O Colégio SATC desenvolve o projeto ‘Tchau, Fraldinha’ com as crianças do Infantil II. A proposta trabalha o desfralde de forma gradual, respeitando o tempo e os sinais de cada criança. O projeto envolve atividades lúdicas, rotina escolar, professores e participação das famílias. A iniciativa busca contribuir para o desenvolvimento da autonomia e para a percepção do próprio corpo.
- Projeto “Tchau, Fraldinha” com as crianças do Infantil II.
- Desfralde gradual, respeitando o tempo e os sinais de cada criança.
- Atividades lúdicas para abordar o processo de forma natural.
- Participação das famílias em parceria com a escola.
O processo de desfralde é uma etapa importante no desenvolvimento da criança e, na Educação Infantil do Colégio SATC, é trabalhado de forma gradual, respeitando os sinais apresentados por cada aluno.
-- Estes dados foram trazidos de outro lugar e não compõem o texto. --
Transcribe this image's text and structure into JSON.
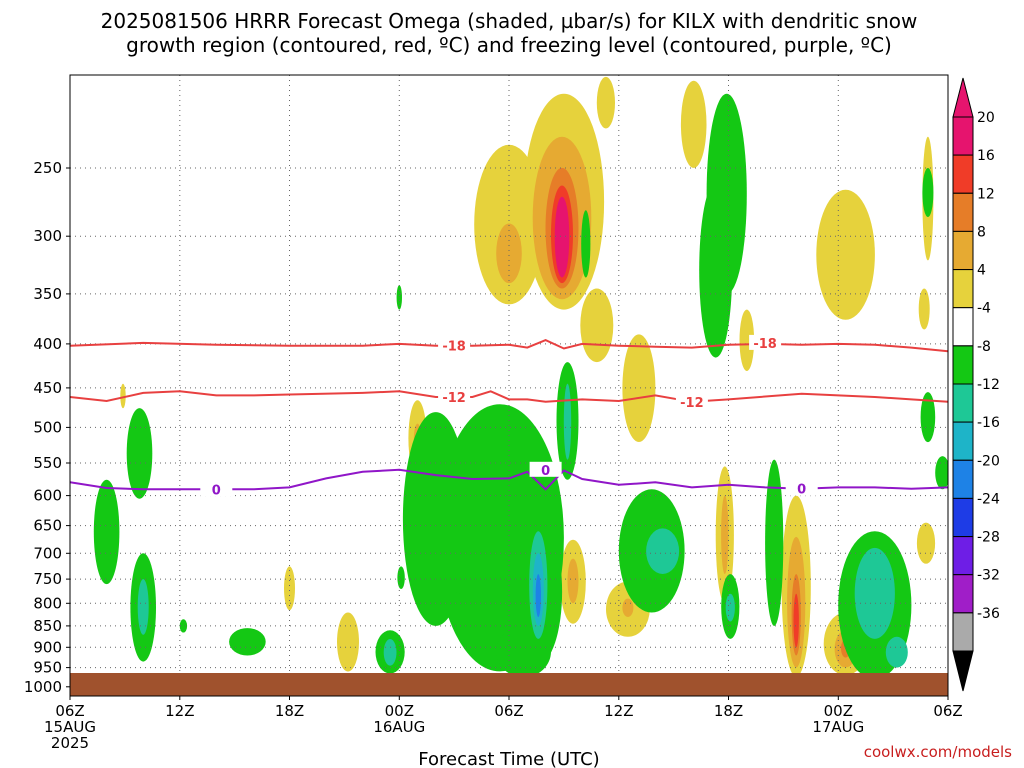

Com as crianças do Infantil II, a instituição iniciou o projeto ‘Tchau, Fraldinha’, que envolve atividades lúdicas, acompanhamento dos professores, participação das famílias e ações inseridas na rotina escolar.
Cada criança recebeu uma sacola com materiais relacionados ao projeto, incluindo um livro que aborda o desfralde de maneira lúdica e um brinquedo que incentiva o uso do vaso sanitário ou do penico. “Os primeiros sinais partem das crianças. Elas vão demonstrando que querem e, então, chamamos as famílias para conversar e saber se estão preparadas para iniciar. A partir disso, começamos juntos, escola e família”, explica a professora do Colégio SATC, Taís Agda da Rosa.
O projeto também faz parte da rotina diária em sala de aula. “As histórias e conversas ajudam as crianças a compreenderem o processo e a perceberem os sinais do próprio corpo. Neste primeiro momento, quatro alunas iniciaram o desfralde, enquanto os demais colegas são acompanhados para que o processo avance conforme demonstrarem interesse e segurança”, pontua Taís.
Desenvolvimento individual e coletivo
A equipe pedagógica também adaptou a rotina para criar oportunidades de contato com o banheiro de maneira natural.
A proposta busca evitar cobranças e transformar a experiência em uma parte da rotina escolar. “Todos os dias vamos conversar um pouco. Preparamos um momento em que todos irão ao banheiro, nem que seja para lavar as mãos, acompanhando os amigos. Assim, o processo acontece de forma leve e junto com a família”, destaca a professora.
Na perspectiva da Base Nacional Comum Curricular (BNCC), experiências relacionadas ao cuidado, à autonomia e à percepção do próprio corpo estão presentes nos campos de experiências.
A aluna Aurora Maccarini Rodrigues, também participou do início do projeto e ficou animada ao levar para casa a sacola do ‘Tchau, Fraldinha’. “A prô mostrou o livro e vou levar pra mamãe ver também. Vou aprender a não usar mais fralda”, conta.
Para a professora, a participação dos responsáveis é fundamental para que a experiência tenha continuidade além do ambiente escolar. “A criança demonstra quando está pronta. Muitas vezes, a fralda não é retirada porque ela também representa uma segurança para a família. O processo exige tempo e dedicação de todos”, afirma.